Charlottesville roils with protests over Confederate statue
Free Press wire reports | 5/19/2017, 7:39 p.m.
Protests reminiscent of Ku Klux Klan rallies are rattling Charlottesville over the city’s plans to remove a statue of Confederate Gen. Robert E. Lee from a park in downtown.
A group carrying torches and led by white nationalist Richard Spencer held a demonstration around the statue last Saturday night to protest its removal.
The protest was swiftly condemned by city leaders, who said it evoked images of the racist KKK.
“This event involving torches at night in Lee Park was either profoundly ignorant or was designed to instill fear in our minority populations in a way that harkens back to the days of the KKK,” Charlottesville Mayor Mike Signer said in a statement. “I want everyone to know this: We reject this intimidation ... such intolerance is not welcome here.”
That demonstration was followed by a candlelight counterprotest Sunday night, where speakers preached tolerance and protesters hung a banner on the statue’s base that stated, “Black Lives Matter” and “Fk White Supremacy.”
Police made three arrests after several right wing protesters showed up and a scuffle broke out. A police officer was injured when an object thrown from the crowd struck him in the head.
The tensions have made this historic city, home of President Thomas Jefferson’s mountaintop home, Monticello, and the University of Virginia, the latest Southern battleground over the contested removal of Confederate monuments — symbols of the Civil War that represent heritage to some, hate to others.

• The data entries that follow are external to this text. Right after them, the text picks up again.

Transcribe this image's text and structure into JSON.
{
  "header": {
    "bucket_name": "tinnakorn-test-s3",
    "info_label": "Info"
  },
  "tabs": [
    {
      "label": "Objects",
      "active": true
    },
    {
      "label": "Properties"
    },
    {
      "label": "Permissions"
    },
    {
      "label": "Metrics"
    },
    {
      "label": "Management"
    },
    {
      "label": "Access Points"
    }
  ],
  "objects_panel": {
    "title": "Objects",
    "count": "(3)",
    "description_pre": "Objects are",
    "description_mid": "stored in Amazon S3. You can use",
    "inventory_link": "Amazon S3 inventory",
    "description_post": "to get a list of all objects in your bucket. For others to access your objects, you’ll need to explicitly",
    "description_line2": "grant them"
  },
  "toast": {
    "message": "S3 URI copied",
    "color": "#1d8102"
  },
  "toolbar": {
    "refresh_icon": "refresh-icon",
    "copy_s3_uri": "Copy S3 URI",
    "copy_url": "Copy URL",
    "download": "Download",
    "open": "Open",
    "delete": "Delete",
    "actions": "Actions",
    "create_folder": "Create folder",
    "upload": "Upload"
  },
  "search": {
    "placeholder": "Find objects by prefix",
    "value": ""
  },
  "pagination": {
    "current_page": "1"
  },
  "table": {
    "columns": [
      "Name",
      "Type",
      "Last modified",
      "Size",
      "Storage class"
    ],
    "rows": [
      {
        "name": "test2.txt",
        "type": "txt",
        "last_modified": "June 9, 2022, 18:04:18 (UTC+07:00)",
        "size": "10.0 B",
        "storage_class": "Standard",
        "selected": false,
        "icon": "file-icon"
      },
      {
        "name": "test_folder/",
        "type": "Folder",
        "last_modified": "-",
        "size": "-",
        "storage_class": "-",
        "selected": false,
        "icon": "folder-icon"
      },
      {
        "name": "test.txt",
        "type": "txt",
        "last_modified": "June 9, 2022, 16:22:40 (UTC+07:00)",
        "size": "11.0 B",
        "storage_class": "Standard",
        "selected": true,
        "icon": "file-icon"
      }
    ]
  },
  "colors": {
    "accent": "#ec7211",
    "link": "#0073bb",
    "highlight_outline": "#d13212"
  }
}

At least 60 publicly funded symbols of the Confederacy have been removed or renamed since the 2015 massacre of nine black parishioners in a Charleston, S.C., church by a self-described white supremacist, according to the Southern Poverty Law Center.
Amid protests last week, workers in New Orleans removed the second of four monuments to vanquished Confederates, the latest one a statue of Confederate President Jefferson Davis.
The debate over the Lee statue in Charlottesville has reached Virginia’s gubernatorial race, where several Republican candidates have called for it to remain. One, GOP candidate Corey Stewart, who is chairman of the Prince William County Board of Supervisors, chose the Lee statue on Monument Avenue in Richmond to hold a television interview. In a separate interview earlier in the week, he said it’s time for white people to “stop apologizing.”
Meanwhile, Democratic gubernatorial candidate Tom Perriello, a native of Charlottesville, supports the statue’s removal and wound up in a Twitter battle with the racist Mr. Spencer following last Saturday’s rally.
“We won. You lost, little Tommy,” Mr. Spencer tweeted.
“Actually, you lost. In 1865,” Mr. Perriello replied in a tweet, referencing the year the Civil War ended. “150 years later, you’re still not over it.”
“We’re not re-fighting the Civil War. We’re fighting for a White future,” Mr. Spencer responded via a tweet. “We’ll easily defeat weaklings like yourself.”
The Charlottesville City Council voted in February to remove the bronze statue of Gen. Lee, which was installed almost a century ago and depicts the Confederate in uniform astride a horse. The city also voted to rename Lee Park, where the statue stands, and another nearby park named for Confederate Gen. Thomas “Stonewall” Jackson.
A group of residents have sued the city to keep the Lee statue in place. A judge has agreed to block its removal for at least six months while the litigation proceeds.